Google Lens, now with video: Lens is Google's visual search app, upgraded to be able to answer near-real-time questions about your surroundings. You can capture a video by Lens and ask questions about objects of interest in the video. (Ads probably coming for this too.)
From Sora to DeepMind: OpenAI's video generator, Sora lead Tim Brooks is leaving to join rival Google DeepMind. "Starting a new adventure @GoogleDeepMind," Brooks posted on X. "I'll be working on video generation technologies and world simulators."
Fluxing it up: Black Forest Labs, the Andreessen Horowitz-backed startup behind the image-generation component of xAI's Grok assistant has gone beta with an API - and released a new model.
Not so transparent: California's just-passed AB-2013 bill requires companies developing generative AI systems to publish a high-level summary of the data that they used to train their systems. So far, few companies are willing to say whether they'll comply. The law gives them until January 2026.
Research paper of the week
Apple researchers have been working hard at doing so-called computational photography for years, and depth mapping is an important part of that process. It was originally done using stereoscopy or a dedicated depth sensor like a lidar unit, but those tend to be expensive, complex, and take up valuable internal real estate. Doing it strictly in software would be preferable in many ways. This is what this paper, Depth Pro, is all about.
Aleksei Bochkovskii et al. now share a method for zero-shot monocular depth estimation with high detail-meaning it uses a single camera doesn't need to be trained on specific things, like it works on a camel even though it has never seen one-and catches even difficult aspects like tufts of hair. It's probably being used on iPhones today, although likely an optimized, custom-built version, but if you're feeling adventurous, you can try it out yourself using the code on this GitHub page to do a little depth estimation.
Model of the week
Google released a new model in its Gemini family called Gemini 1.5 Flash-8B, which it says is one of the most performant.

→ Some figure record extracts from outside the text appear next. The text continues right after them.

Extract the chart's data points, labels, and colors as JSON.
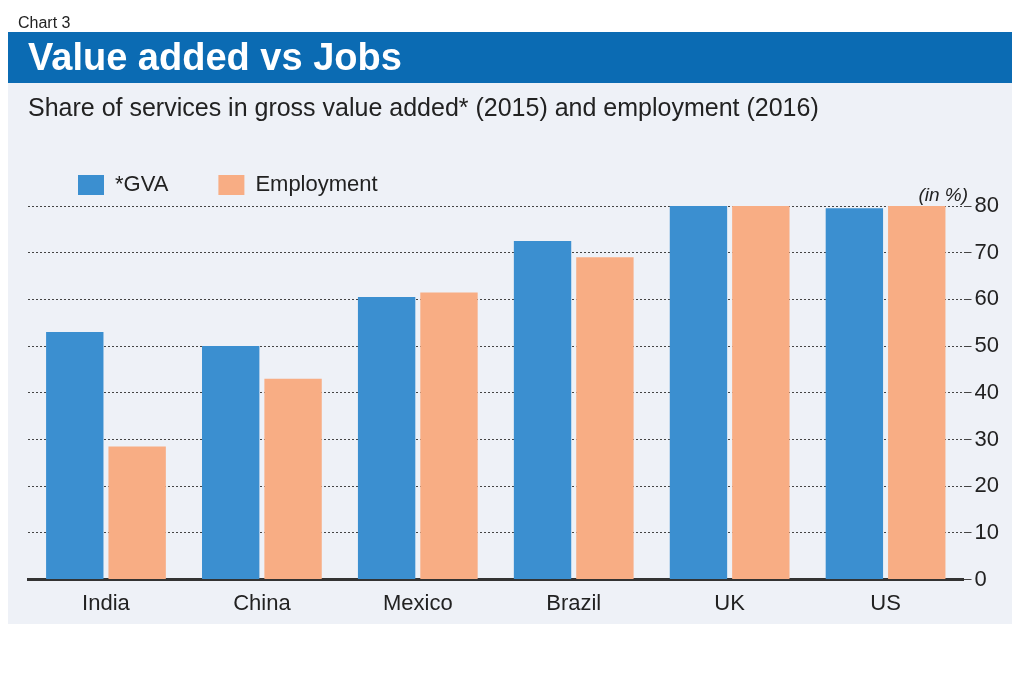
{
  "chart_data": {
    "type": "bar",
    "title": "Value added vs Jobs",
    "subtitle": "Share of services in gross value added* (2015) and employment (2016)",
    "ylabel": "(in %)",
    "annotations": [
      "Chart 3"
    ],
    "categories": [
      "India",
      "China",
      "Mexico",
      "Brazil",
      "UK",
      "US"
    ],
    "series": [
      {
        "name": "*GVA",
        "color": "#3b8fd0",
        "values": [
          53,
          50,
          60.5,
          72.5,
          80,
          79.5
        ]
      },
      {
        "name": "Employment",
        "color": "#f8ad84",
        "values": [
          28.5,
          43,
          61.5,
          69,
          80,
          80
        ]
      }
    ],
    "ylim": [
      0,
      80
    ],
    "yticks": [
      0,
      10,
      20,
      30,
      40,
      50,
      60,
      70,
      80
    ],
    "grid": "y",
    "legend": "top left"
  }
}
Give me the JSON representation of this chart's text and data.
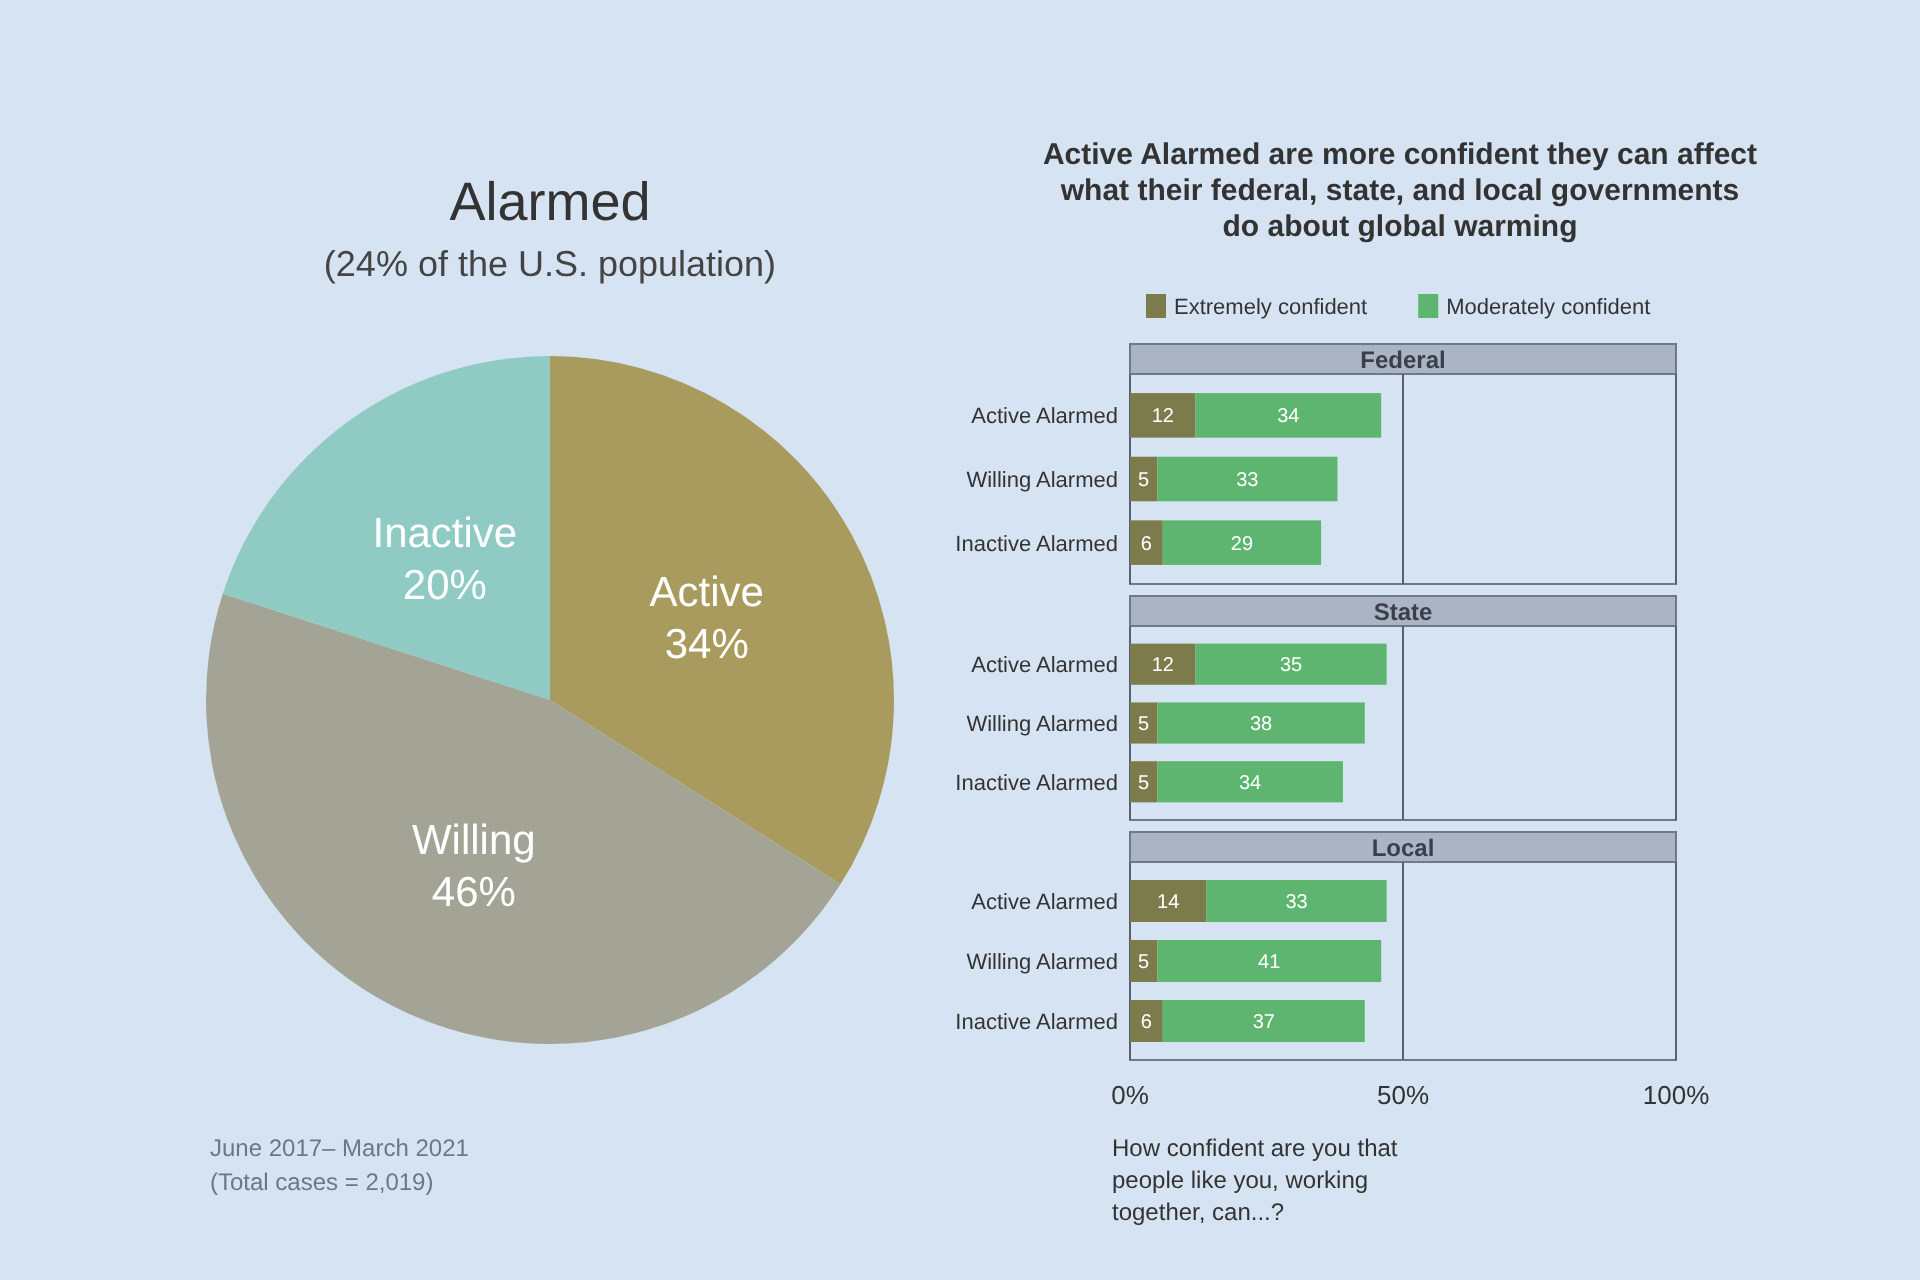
{
  "chart_data": [
    {
      "type": "pie",
      "title": "Alarmed",
      "subtitle": "(24% of the U.S. population)",
      "categories": [
        "Active",
        "Willing",
        "Inactive"
      ],
      "values": [
        34,
        46,
        20
      ],
      "value_labels": [
        "34%",
        "46%",
        "20%"
      ],
      "colors": [
        "#a99b5e",
        "#a4a496",
        "#8fcac3"
      ],
      "annotations": [
        "June 2017– March 2021",
        "(Total cases = 2,019)"
      ]
    },
    {
      "type": "bar",
      "orientation": "horizontal",
      "stacked": true,
      "title": "Active Alarmed are more confident they can affect what their federal, state, and local governments do about global warming",
      "subtitle": "Federal",
      "categories": [
        "Active Alarmed",
        "Willing Alarmed",
        "Inactive Alarmed"
      ],
      "series": [
        {
          "name": "Extremely confident",
          "color": "#7b7b4b",
          "values": [
            12,
            5,
            6
          ]
        },
        {
          "name": "Moderately confident",
          "color": "#5db56f",
          "values": [
            34,
            33,
            29
          ]
        }
      ],
      "xlim": [
        0,
        100
      ],
      "xticks": [
        0,
        50,
        100
      ],
      "grid": "x",
      "legend": "top left",
      "data_labels": true,
      "tick_labels": "y"
    },
    {
      "type": "bar",
      "orientation": "horizontal",
      "stacked": true,
      "title": "State",
      "categories": [
        "Active Alarmed",
        "Willing Alarmed",
        "Inactive Alarmed"
      ],
      "series": [
        {
          "color": "#7b7b4b",
          "values": [
            12,
            5,
            5
          ]
        },
        {
          "color": "#5db56f",
          "values": [
            35,
            38,
            34
          ]
        }
      ],
      "xlim": [
        0,
        100
      ],
      "xticks": [
        0,
        50,
        100
      ],
      "grid": "x",
      "data_labels": true,
      "tick_labels": "y"
    },
    {
      "type": "bar",
      "orientation": "horizontal",
      "stacked": true,
      "title": "Local",
      "categories": [
        "Active Alarmed",
        "Willing Alarmed",
        "Inactive Alarmed"
      ],
      "series": [
        {
          "color": "#7b7b4b",
          "values": [
            14,
            5,
            6
          ]
        },
        {
          "color": "#5db56f",
          "values": [
            33,
            41,
            37
          ]
        }
      ],
      "xlim": [
        0,
        100
      ],
      "xticks": [
        {
          "value": 0,
          "label": "0%"
        },
        {
          "value": 50,
          "label": "50%"
        },
        {
          "value": 100,
          "label": "100%"
        }
      ],
      "grid": "x",
      "data_labels": true,
      "annotations": [
        "How confident are you that people like you, working together, can...?"
      ]
    }
  ]
}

A "distilled" version of Gemini 1.5 Flash, already optimized for speed and efficiency, Gemini 1.5 Flash-8B costs 50% less to use, has lower latency, and comes with 2x higher rate limits in AI Studio, Google's AI-focused developer environment.

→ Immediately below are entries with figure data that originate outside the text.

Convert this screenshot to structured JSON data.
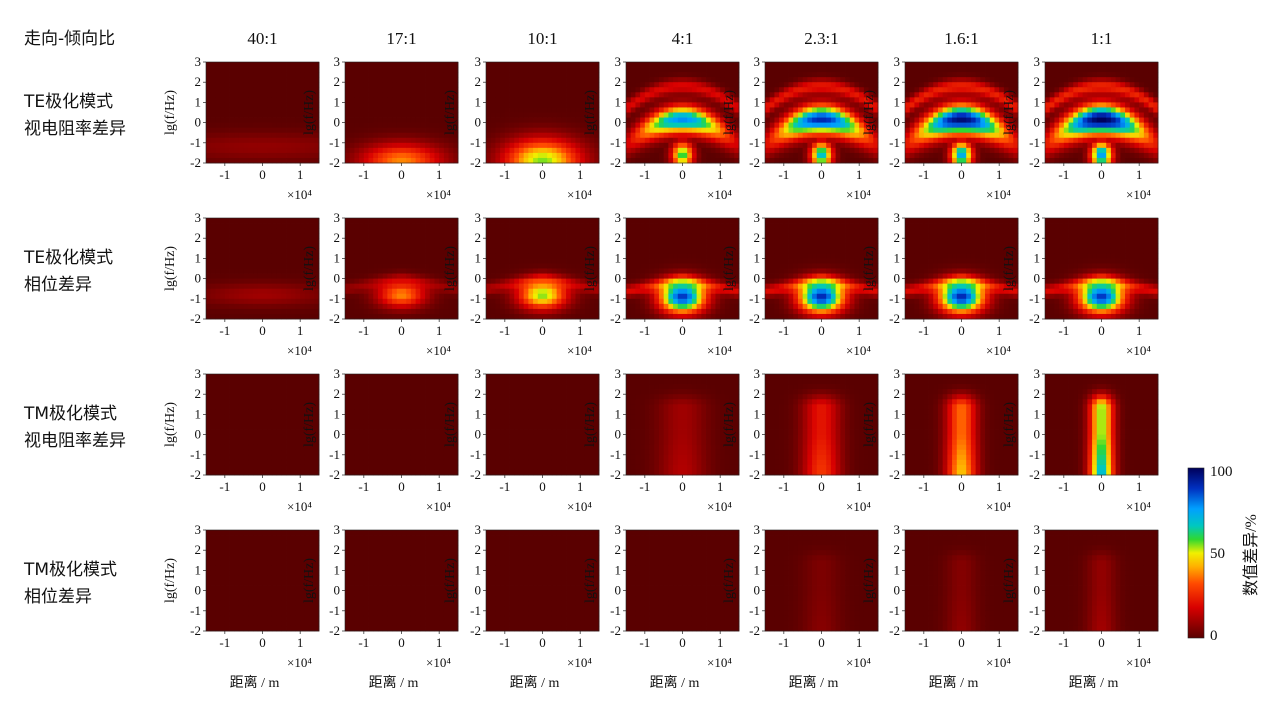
{
  "chart_data": {
    "type": "heatmap",
    "header_label": "走向-倾向比",
    "columns": [
      "40:1",
      "17:1",
      "10:1",
      "4:1",
      "2.3:1",
      "1.6:1",
      "1:1"
    ],
    "rows": [
      {
        "label_line1": "TE极化模式",
        "label_line2": "视电阻率差异"
      },
      {
        "label_line1": "TE极化模式",
        "label_line2": "相位差异"
      },
      {
        "label_line1": "TM极化模式",
        "label_line2": "视电阻率差异"
      },
      {
        "label_line1": "TM极化模式",
        "label_line2": "相位差异"
      }
    ],
    "ylabel": "lg(f/Hz)",
    "xlabel": "距离 / m",
    "x_multiplier": "×10⁴",
    "xlim": [
      -1.5,
      1.5
    ],
    "ylim": [
      -2,
      3
    ],
    "x_ticks": [
      "-1",
      "0",
      "1"
    ],
    "y_ticks": [
      "3",
      "2",
      "1",
      "0",
      "-1",
      "-2"
    ],
    "colorbar": {
      "label": "数值差异/%",
      "min": 0,
      "mid": 50,
      "max": 100,
      "ticks": [
        "100",
        "50",
        "0"
      ]
    },
    "panels": [
      [
        {
          "shape": "band",
          "amp": 0.08,
          "yc": -1.2,
          "xs": 2.0,
          "ys": 0.5
        },
        {
          "shape": "dome",
          "amp": 0.38,
          "yc": -1.9,
          "xs": 0.75,
          "ys": 0.6
        },
        {
          "shape": "dome",
          "amp": 0.55,
          "yc": -1.9,
          "xs": 0.7,
          "ys": 0.75
        },
        {
          "shape": "arch",
          "amp": 0.78
        },
        {
          "shape": "arch",
          "amp": 0.9
        },
        {
          "shape": "arch",
          "amp": 0.97
        },
        {
          "shape": "arch",
          "amp": 1.0
        }
      ],
      [
        {
          "shape": "band",
          "amp": 0.1,
          "yc": -0.8,
          "xs": 1.2,
          "ys": 0.4
        },
        {
          "shape": "spot",
          "amp": 0.38,
          "yc": -0.8,
          "xs": 0.45,
          "ys": 0.45
        },
        {
          "shape": "spot",
          "amp": 0.55,
          "yc": -0.8,
          "xs": 0.45,
          "ys": 0.5
        },
        {
          "shape": "spot",
          "amp": 0.88,
          "yc": -0.9,
          "xs": 0.42,
          "ys": 0.55
        },
        {
          "shape": "spot",
          "amp": 0.9,
          "yc": -0.9,
          "xs": 0.42,
          "ys": 0.55
        },
        {
          "shape": "spot",
          "amp": 0.9,
          "yc": -0.9,
          "xs": 0.42,
          "ys": 0.55
        },
        {
          "shape": "spot",
          "amp": 0.88,
          "yc": -0.9,
          "xs": 0.42,
          "ys": 0.55
        }
      ],
      [
        {
          "shape": "none",
          "amp": 0.0
        },
        {
          "shape": "none",
          "amp": 0.0
        },
        {
          "shape": "none",
          "amp": 0.0
        },
        {
          "shape": "column",
          "amp": 0.1,
          "xs": 0.45
        },
        {
          "shape": "column",
          "amp": 0.22,
          "xs": 0.35
        },
        {
          "shape": "column",
          "amp": 0.35,
          "xs": 0.28
        },
        {
          "shape": "column",
          "amp": 0.55,
          "xs": 0.22
        }
      ],
      [
        {
          "shape": "none",
          "amp": 0.0
        },
        {
          "shape": "none",
          "amp": 0.0
        },
        {
          "shape": "none",
          "amp": 0.0
        },
        {
          "shape": "none",
          "amp": 0.0
        },
        {
          "shape": "column",
          "amp": 0.05,
          "xs": 0.35
        },
        {
          "shape": "column",
          "amp": 0.06,
          "xs": 0.3
        },
        {
          "shape": "column",
          "amp": 0.08,
          "xs": 0.28
        }
      ]
    ]
  }
}
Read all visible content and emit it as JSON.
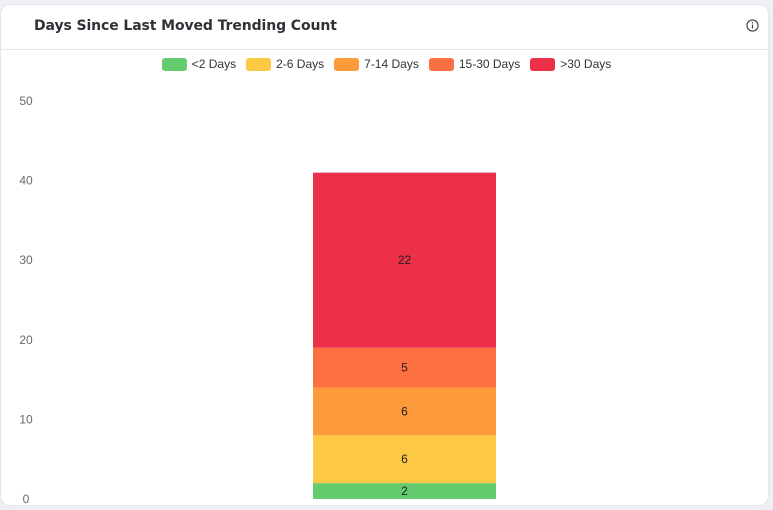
{
  "card": {
    "title": "Days Since Last Moved Trending Count",
    "info_icon": "info-circle-icon"
  },
  "colors": {
    "lt2": "#64cc6f",
    "d2_6": "#fdc945",
    "d7_14": "#fd9b3a",
    "d15_30": "#fd7041",
    "gt30": "#ec3047"
  },
  "chart_data": {
    "type": "bar",
    "stacked": true,
    "categories": [
      ""
    ],
    "series": [
      {
        "name": "<2 Days",
        "values": [
          2
        ],
        "color": "#64cc6f"
      },
      {
        "name": "2-6 Days",
        "values": [
          6
        ],
        "color": "#fdc945"
      },
      {
        "name": "7-14 Days",
        "values": [
          6
        ],
        "color": "#fd9b3a"
      },
      {
        "name": "15-30 Days",
        "values": [
          5
        ],
        "color": "#fd7041"
      },
      {
        "name": ">30 Days",
        "values": [
          22
        ],
        "color": "#ec3047"
      }
    ],
    "ylim": [
      0,
      50
    ],
    "yticks": [
      "0",
      "10",
      "20",
      "30",
      "40",
      "50"
    ],
    "grid": false,
    "legend_position": "top-center",
    "data_labels": true
  }
}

The Flash-8B nearly matches the performance of the 1.5 Flash model, which debuted in May, on most benchmarks, Google writes in a blog post. "Our models continue to be informed by developer feedback and our own testing of what is possible.".

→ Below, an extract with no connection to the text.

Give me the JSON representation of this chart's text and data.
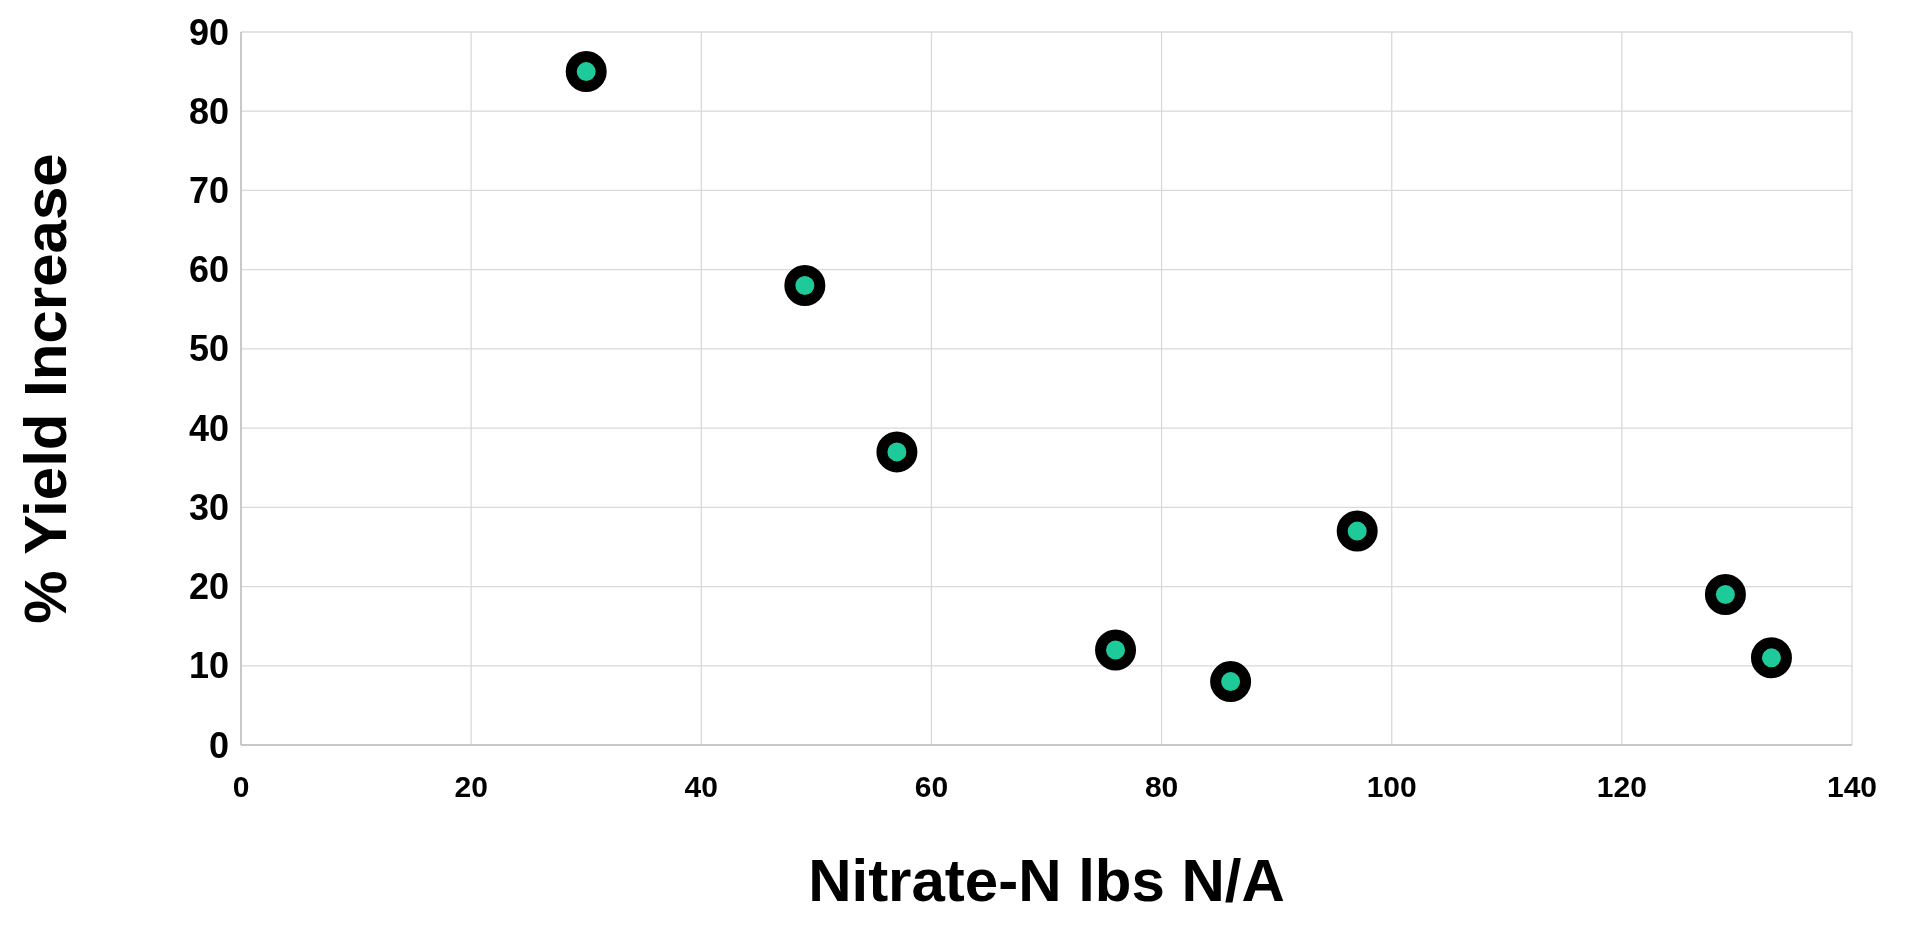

Google says Gemini 1.5 Flash-8B is a good fit for chat, transcription and translation, and for just about any other task that's "simple" and "high-volume." The model is also free through Google's Gemini API, albeit with a rate limit of 4,000 requests per minute.
Grab bag
Anthropic has released Message Batches API, which allows devs to process huge numbers of AI model queries asynchronously at a lower cost.
Like with Google's batching requests for the Gemini API, Anthropic's Message Batches API lets devs send batches up to a certain size — 10,000 queries — per batch. Each batch is processed in a 24-hour period and costs 50% less than standard API calls.
Anthropic notes that its Message Batches API is ideal for broad activities such as analyzing vast datasets, significant classification of large-scale datasets, and even model evaluation. As the company puts in a post, "for example," analyzing an entire corporate document repository – say, million-file in size – becomes economically feasible by using that batching discount.
The API for message batches is now in public beta and works with all Anthropic models, including Claude 3.5 Sonnet, Claude 3 Opus, and Claude 3 Haiku.